Les sources indiquent que nous aurions dû prendre une position similaire à ce que la Chine a pris de cette guerre en déclarant qu’elle est contre l’ingérence de tout pays dans les affaires d’un autre pays.

Les sources soulignent l’importance des relations historiques distinguées du Liban avec la Russie, qui ont un rôle clé dans la région et l’impact de ce rôle sur l’intérieur libanais, de sorte que la déclaration a conduit à l’agacement direct de la Russie, ce qui pourrait affecter les relations bilatérales à l’avenir, et en parallèle tire des sources également sur des relations similaires et bonnes avec l’Ukraine grâce à la présence d’une grande communauté libanaise là-bas , des étudiants en plus des grandes relations commerciales que nous avons avec elle.

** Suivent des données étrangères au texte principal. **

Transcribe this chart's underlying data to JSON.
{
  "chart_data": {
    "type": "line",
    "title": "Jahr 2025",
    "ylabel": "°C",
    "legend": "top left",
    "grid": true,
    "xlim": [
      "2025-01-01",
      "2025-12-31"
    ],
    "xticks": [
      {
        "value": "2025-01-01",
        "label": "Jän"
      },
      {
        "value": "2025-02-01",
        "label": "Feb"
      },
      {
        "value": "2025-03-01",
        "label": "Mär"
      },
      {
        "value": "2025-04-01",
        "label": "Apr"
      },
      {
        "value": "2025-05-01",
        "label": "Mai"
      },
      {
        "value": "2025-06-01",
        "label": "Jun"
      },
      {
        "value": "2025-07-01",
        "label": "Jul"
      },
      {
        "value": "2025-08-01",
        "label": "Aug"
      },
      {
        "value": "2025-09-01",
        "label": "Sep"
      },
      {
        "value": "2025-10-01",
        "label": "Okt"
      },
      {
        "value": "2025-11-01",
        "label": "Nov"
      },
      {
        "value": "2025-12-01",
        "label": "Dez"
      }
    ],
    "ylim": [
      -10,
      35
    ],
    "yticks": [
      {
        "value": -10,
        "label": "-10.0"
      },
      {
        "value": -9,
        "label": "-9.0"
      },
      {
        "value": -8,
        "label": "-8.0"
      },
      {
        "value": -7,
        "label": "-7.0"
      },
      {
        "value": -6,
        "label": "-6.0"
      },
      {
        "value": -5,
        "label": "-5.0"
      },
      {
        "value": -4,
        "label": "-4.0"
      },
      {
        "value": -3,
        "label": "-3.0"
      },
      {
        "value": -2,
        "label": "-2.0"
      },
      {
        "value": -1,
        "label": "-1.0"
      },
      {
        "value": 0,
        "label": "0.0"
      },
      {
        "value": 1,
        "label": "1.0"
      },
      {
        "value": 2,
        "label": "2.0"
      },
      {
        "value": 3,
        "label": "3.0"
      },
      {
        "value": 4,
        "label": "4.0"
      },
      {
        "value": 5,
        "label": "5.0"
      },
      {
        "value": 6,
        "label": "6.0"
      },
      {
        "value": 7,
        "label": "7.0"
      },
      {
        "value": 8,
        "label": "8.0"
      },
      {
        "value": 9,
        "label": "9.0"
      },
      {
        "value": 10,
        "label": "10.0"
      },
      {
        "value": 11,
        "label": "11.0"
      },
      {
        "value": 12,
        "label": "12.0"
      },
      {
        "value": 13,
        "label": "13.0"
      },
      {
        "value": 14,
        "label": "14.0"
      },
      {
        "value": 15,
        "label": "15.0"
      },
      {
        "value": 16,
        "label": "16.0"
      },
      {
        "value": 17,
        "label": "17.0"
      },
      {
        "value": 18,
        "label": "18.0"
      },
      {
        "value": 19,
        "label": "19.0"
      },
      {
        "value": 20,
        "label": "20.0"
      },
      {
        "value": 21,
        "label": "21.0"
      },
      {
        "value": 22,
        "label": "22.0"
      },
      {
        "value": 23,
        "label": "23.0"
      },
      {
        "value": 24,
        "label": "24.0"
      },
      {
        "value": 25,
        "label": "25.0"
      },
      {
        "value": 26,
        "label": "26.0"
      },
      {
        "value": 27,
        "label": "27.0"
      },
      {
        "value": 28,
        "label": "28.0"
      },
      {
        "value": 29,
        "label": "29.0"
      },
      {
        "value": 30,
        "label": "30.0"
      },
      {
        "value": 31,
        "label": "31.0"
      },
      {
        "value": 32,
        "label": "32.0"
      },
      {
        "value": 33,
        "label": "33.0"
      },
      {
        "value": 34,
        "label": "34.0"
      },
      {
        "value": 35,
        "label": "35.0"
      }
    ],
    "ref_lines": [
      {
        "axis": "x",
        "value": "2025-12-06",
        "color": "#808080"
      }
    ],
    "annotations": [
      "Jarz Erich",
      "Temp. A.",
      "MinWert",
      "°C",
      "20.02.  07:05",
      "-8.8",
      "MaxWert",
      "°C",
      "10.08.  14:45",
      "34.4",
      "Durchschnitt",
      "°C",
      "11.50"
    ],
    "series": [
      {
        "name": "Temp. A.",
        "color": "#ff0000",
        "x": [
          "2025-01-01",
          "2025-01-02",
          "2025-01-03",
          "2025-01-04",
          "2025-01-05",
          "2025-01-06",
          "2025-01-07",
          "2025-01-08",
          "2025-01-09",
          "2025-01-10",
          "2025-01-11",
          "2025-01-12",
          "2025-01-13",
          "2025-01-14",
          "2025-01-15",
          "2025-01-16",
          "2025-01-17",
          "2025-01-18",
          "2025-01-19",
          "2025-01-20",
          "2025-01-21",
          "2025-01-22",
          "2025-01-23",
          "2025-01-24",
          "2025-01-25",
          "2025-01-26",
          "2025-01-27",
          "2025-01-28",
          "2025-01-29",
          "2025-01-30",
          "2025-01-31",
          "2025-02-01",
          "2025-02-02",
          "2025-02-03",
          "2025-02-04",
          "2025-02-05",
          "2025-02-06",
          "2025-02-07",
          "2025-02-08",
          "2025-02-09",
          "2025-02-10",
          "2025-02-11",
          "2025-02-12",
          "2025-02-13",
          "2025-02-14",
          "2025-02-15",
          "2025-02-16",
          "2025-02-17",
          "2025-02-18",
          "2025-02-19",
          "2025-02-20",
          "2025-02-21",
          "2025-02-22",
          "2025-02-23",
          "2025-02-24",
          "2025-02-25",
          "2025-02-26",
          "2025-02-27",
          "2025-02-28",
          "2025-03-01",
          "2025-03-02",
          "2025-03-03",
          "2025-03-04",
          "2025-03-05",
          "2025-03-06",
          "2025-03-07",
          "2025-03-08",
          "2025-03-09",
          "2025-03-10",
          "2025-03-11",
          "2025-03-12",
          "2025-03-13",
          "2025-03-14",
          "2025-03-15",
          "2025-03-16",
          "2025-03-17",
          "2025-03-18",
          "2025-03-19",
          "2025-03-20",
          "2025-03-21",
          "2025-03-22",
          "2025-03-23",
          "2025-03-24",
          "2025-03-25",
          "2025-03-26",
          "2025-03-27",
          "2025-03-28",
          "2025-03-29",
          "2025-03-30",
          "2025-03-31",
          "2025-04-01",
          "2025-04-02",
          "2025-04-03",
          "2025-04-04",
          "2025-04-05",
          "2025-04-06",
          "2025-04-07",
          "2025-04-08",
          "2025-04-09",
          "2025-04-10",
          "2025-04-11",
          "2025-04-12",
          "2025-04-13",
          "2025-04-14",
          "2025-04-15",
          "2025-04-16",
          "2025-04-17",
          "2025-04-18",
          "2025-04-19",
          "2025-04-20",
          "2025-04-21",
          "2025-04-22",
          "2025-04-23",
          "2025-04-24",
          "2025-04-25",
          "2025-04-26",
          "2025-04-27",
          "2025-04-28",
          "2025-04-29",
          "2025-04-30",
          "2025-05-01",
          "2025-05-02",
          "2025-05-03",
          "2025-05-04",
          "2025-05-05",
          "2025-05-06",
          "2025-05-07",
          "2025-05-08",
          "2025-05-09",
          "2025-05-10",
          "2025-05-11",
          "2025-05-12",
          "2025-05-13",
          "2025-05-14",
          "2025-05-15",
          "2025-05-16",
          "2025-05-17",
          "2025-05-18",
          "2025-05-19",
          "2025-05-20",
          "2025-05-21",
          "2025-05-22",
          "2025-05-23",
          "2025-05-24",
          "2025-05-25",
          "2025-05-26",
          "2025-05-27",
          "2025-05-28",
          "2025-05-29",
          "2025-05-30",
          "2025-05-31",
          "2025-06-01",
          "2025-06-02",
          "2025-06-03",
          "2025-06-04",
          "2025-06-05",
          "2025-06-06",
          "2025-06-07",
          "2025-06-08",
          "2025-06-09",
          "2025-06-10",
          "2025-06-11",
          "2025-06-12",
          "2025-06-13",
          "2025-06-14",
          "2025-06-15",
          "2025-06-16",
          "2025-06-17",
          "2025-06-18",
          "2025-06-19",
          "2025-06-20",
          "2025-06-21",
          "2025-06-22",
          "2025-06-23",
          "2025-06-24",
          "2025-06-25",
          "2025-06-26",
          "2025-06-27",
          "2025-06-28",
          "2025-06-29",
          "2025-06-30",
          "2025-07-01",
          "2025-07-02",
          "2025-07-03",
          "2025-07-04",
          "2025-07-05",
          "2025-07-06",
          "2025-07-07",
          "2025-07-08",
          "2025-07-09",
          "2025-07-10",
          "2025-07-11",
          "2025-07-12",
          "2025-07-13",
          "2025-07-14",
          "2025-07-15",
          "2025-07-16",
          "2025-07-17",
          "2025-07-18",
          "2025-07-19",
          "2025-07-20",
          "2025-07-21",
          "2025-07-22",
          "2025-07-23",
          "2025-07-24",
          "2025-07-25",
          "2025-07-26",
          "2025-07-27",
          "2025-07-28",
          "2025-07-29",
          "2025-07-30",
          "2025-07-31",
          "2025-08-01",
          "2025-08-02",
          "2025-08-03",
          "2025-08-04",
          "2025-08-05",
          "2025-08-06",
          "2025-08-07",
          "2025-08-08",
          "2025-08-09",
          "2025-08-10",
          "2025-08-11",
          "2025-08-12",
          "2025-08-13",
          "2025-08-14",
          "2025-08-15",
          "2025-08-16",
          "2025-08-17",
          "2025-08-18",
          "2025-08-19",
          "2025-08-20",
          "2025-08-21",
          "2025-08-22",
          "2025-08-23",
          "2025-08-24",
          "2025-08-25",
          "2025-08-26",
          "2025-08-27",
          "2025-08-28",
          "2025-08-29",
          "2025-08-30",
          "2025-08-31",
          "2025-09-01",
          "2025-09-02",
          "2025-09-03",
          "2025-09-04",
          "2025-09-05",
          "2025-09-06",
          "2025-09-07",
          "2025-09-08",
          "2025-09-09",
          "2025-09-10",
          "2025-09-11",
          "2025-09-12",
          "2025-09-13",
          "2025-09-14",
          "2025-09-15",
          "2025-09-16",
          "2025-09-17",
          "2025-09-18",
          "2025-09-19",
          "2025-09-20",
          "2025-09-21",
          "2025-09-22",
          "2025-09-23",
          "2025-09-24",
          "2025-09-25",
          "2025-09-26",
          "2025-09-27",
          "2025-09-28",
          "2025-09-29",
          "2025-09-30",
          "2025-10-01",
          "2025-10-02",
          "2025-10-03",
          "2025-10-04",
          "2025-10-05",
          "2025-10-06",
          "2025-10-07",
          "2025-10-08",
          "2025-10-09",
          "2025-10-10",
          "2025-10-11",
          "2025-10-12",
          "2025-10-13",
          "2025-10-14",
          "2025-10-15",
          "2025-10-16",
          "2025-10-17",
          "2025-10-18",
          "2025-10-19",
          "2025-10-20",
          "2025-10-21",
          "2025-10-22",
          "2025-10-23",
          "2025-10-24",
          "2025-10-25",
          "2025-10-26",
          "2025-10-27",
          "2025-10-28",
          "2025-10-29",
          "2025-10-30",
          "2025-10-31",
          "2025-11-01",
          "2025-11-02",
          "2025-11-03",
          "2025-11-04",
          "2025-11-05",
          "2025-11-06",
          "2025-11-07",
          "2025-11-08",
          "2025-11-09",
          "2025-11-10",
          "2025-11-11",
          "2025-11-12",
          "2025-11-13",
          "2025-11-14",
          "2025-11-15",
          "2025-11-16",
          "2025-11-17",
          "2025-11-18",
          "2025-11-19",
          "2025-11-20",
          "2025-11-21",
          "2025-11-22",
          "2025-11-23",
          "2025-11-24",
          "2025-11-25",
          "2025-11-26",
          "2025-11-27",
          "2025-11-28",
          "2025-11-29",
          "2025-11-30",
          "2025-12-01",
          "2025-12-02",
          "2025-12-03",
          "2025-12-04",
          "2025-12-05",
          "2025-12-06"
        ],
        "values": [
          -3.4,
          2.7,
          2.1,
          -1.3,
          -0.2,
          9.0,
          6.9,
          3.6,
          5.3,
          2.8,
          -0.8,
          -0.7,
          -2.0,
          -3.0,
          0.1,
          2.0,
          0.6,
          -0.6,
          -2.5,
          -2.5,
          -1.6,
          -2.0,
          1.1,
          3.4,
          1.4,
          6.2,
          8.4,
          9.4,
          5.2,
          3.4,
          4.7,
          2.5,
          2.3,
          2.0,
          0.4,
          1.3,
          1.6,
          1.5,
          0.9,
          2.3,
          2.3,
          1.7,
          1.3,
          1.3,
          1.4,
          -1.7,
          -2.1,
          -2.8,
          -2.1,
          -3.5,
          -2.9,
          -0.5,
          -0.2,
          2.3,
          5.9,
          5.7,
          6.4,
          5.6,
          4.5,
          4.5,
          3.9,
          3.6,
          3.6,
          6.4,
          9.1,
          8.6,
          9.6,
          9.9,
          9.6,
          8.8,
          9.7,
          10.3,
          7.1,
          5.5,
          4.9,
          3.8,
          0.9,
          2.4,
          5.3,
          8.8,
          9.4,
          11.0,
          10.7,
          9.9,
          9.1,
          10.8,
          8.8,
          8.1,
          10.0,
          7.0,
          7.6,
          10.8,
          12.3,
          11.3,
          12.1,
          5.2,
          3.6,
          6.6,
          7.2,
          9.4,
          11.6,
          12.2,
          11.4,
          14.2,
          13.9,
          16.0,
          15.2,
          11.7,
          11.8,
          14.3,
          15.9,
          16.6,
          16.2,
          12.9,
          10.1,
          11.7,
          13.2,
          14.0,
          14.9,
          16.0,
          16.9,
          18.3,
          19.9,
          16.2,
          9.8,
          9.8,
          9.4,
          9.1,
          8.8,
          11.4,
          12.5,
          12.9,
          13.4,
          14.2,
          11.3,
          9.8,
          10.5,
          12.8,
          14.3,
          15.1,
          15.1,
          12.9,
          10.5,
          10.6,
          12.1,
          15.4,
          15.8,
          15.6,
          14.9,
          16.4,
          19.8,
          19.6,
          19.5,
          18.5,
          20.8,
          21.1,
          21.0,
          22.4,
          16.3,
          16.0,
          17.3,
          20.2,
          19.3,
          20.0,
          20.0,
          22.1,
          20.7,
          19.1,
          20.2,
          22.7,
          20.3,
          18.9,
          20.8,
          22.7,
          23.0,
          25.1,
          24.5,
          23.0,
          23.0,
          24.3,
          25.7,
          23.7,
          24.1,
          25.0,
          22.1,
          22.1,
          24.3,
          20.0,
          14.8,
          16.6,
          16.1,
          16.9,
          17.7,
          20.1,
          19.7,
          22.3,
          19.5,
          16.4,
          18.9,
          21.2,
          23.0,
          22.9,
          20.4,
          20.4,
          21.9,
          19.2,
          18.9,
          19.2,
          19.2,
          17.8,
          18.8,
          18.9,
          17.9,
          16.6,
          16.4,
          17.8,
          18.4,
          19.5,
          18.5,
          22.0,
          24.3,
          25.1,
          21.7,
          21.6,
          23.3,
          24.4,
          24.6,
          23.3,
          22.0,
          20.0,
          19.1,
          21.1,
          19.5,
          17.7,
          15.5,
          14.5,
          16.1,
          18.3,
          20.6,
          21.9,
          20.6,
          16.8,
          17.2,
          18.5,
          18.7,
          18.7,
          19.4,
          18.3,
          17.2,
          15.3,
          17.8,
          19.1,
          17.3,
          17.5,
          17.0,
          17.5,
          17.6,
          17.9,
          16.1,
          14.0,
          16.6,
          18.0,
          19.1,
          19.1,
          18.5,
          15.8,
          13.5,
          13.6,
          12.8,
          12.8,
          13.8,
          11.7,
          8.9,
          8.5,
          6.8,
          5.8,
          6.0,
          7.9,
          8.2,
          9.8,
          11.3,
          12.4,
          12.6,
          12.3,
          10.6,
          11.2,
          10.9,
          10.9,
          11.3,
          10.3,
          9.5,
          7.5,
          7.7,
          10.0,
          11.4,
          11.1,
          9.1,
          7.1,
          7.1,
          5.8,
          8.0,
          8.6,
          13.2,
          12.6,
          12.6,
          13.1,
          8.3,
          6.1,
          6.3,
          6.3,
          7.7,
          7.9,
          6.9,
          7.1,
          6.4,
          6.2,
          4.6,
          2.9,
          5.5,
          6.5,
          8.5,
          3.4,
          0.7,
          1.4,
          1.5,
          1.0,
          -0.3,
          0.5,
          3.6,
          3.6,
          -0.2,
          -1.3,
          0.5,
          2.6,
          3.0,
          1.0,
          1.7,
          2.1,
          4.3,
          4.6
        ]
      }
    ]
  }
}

Les sources ont souligné qu’en raison de l’inquiétude internationale concernant la guerre russo-ukrainienne, cela aura un impact négatif sur le Liban, en particulier par les pays européens, en particulier la France, qui s’intéresse généralement à la situation interne que nous avons. Les sources s’attendent à ce que les répercussions géopolitiques apparaissent en général dans les mois à venir, selon les développements de la position russe et le retrait de celle-ci sur ses relations avec les pays de l’Occident et même sa présence en Syrie, ainsi que la possibilité de fortes tensions entre la Russie et Israël car on sait que ce dernier a de bonnes et spéciales relations avec l’Ukraine ,par conséquent, tous ces développements pourraient affecter le Liban.

En ce qui concerne l’impact économique et commercial sur le Liban et la région, les sources considèrent que dans les guerres, il n’y a généralement pas de gagnant, les dommages affecteront tous les pays du monde sans exception, par le biais des prix élevés du pétrole, ce qui augmentera également le coût pour les économies mondiales de l’inflation de la croissance économique.

Quant à l’impact de la crise sur les pays arabes en général non pétroliers et le Liban, qui sera soumis à de graves pénuries de céréales, principalement de blé et de maïs, en plus d’une hausse marquée du prix des hydrocarbures, ce qui exacerbera les difficultés de la situation économique et sociale, en particulier à la lumière de la crise sensible que traverse le Liban, qui prouve une fois de plus son échec par son incapacité à développer une bonne gestion et des estimations futures de la situation.
Bien que toute la communauté internationale s’attende à ce que cette guerre éclate, mais comme d’habitude, le Liban n’a pas étudié de plans alternatifs, notamment sur l’importation de blé et de matières premières, qui sont en grande partie importés d’Ukraine et de Russie, ce qui entraînera naturellement une nouvelle hausse des prix.

Les sources concluent en appelant à attendre l’issue de la guerre, prédisant que le président russe Vladimir Poutine n’abandonnera pas facilement, même si sa grande puissance n’a pas fait ce qui est nécessaire à ce jour.